Heu… Désolé d’intervenir encore…
Les auteurs devraient pouvoir vivre de leur travail et les lecteurs devraient ne pas être pris pour de simples acheteurs, comment concilier ces deux choses là, je ne sais pas… 😯
La conciliation pose trop de soucis !
Douce utopie!
A mes yeux, l’auto-édition pourrait être un moyen de parvenir à contourner ce statut d’acheteur, donné par défaut aux lecteurs.
Leur permettre de choisir ce qu’ils voudraient voir en rayon en leur laissant une plus grande place dans le choix éditorial serait le rêve. Actuellement j’ai l’impression que c’est plutôt à l’envers que ce fait cette étape : on va choisir d’éditer ce qui risque fort de marcher, parce qu’on sent que les lecteurs l’achèteront (“c’est un trait moderne qui tend vers l’influence Manga, et puis y’a des flingues et des jolies nenettes! Si, si, ça marchera j’vous dis!”).
Mais cela signifierait impliquer le lecteur plus qu’il ne l’est déjà, chose ardue : le lecteur peut être la nonchalance même (je parle de moi) et se contenter du choix qui lui est offert, parce que s’impliquer plus, c’est du temps à passer à faire autre chose que de lire des BD, justement.
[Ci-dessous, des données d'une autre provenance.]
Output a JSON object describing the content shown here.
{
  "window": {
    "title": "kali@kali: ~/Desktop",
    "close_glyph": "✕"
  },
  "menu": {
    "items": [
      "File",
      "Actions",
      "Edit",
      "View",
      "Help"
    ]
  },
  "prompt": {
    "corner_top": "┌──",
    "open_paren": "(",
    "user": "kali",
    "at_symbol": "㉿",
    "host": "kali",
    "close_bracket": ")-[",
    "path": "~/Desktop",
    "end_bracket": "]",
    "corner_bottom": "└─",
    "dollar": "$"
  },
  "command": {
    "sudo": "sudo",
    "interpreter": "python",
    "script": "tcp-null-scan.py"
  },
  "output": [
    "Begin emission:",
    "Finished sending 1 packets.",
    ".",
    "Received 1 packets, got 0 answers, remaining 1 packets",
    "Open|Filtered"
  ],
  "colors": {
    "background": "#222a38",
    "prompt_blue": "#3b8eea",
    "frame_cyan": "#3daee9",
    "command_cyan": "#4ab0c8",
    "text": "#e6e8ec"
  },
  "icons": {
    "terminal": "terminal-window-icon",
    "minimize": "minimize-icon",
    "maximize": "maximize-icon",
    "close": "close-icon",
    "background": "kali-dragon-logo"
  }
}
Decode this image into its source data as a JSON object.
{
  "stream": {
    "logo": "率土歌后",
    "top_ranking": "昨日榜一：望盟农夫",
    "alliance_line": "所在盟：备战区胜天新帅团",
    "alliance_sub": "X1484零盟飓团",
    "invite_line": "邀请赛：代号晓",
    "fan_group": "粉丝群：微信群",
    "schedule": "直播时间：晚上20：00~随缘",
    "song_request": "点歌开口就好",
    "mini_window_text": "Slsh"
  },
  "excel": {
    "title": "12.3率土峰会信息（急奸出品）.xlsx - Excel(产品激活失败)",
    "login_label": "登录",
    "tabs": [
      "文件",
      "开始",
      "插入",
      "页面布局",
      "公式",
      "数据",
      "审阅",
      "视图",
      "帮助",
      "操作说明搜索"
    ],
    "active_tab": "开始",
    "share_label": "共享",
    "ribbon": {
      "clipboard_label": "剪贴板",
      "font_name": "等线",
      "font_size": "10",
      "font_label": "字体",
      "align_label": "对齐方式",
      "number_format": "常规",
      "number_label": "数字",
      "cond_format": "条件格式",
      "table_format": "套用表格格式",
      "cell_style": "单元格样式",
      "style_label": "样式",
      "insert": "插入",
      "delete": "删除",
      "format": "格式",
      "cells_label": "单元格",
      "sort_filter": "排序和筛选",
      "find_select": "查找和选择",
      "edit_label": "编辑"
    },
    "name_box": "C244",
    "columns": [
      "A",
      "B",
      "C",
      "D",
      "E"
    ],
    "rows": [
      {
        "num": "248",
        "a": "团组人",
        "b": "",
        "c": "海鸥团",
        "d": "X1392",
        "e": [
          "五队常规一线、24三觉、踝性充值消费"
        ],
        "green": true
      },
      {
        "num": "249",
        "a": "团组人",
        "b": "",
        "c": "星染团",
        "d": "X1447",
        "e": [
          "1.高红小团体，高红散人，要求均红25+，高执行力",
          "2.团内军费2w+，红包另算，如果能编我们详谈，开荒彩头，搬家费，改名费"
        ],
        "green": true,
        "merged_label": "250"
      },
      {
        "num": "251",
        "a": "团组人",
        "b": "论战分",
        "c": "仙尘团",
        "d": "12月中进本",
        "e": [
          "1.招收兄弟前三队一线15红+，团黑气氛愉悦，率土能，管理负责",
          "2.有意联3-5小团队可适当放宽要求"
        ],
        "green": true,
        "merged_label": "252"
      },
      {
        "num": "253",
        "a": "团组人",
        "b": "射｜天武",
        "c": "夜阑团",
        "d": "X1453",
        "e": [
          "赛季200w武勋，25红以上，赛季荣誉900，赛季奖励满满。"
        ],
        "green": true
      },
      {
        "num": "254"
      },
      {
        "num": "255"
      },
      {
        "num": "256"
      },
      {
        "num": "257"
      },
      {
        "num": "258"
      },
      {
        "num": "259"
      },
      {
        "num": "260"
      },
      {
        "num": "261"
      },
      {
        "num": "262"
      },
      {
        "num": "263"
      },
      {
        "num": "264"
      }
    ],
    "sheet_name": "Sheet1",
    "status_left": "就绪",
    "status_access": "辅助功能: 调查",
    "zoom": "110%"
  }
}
J’aime me raccrocher à cette idée qu’une autre fonctionnement pourrait exister! Dans les faits, c’est effectivement bien plus difficile…
L’auto-édition comme source de revenus principale est une utopie, clairement.
Je ne connais pas les chiffres, mais le problème du modèle économique vient de la surproduction. Forcément au bout d’un moment il ne peut plus y avoir un public suffisant pour chaque BD qui sort.
Mais comme le dit Philgreff, c’est plus largement toute l’organisation du travail et du temps qui est foireuse.
En même temps, sans surproduction, les grands d’hier (genre Franquin) travaillaient comme des forcenés déjà.
d’accord avec toi pour Bone : le n&b est bien mieux!
Ha ! Je vois qu’on me comprend !
Un article vraiment intéressant. Je voudrais juste donner mon point de vue . Un auteur a le courage d’écrire ou de dessiner. Celui qui en fait son métier espère toujours en vivre et je pense qu’un travail de qualité lui apportera plus que la quantité. De son côté, le lecteur choisira toujours la qualité et de ce fait, il contribura à la notoriété de l’auteur. C’est une sorte de cercle vicieux qui satisfait en général les deux parties.
Merci pour ton point de vue Franklin !
Très pertinente ton analyse. Merci pour les quelques conseils que je note au passage.
Pour ma part je ne passe que peu de temps dans les bibliothèque depuis que j’ai quitté la douce innocence de l’enfance, parce que le rayon BD de celle de mon quartier n’était quasiment jamais renouvelée.
Voir certains ouvrages dans ma bibliothèque me fait honte et je ferai mieux de les revendre assez rapidement pour pouvoir à nouveau recevoir des gens à la maison.
Quant au microcosme merveilleux qu’est le bac de BD d’occasion, c’est une véritable mine d’or qu’il est indispensable de passer au peigne fin! Héhé!
Je file voir le DVD de “Sous les bulles” qui a l’air passionnant (il est disponible là, il paraît http://parabd.bdfugue.com/dvd-sous-les-bulles-edition-speciale )
“Sous les bulles” est passionnant mais déprimant.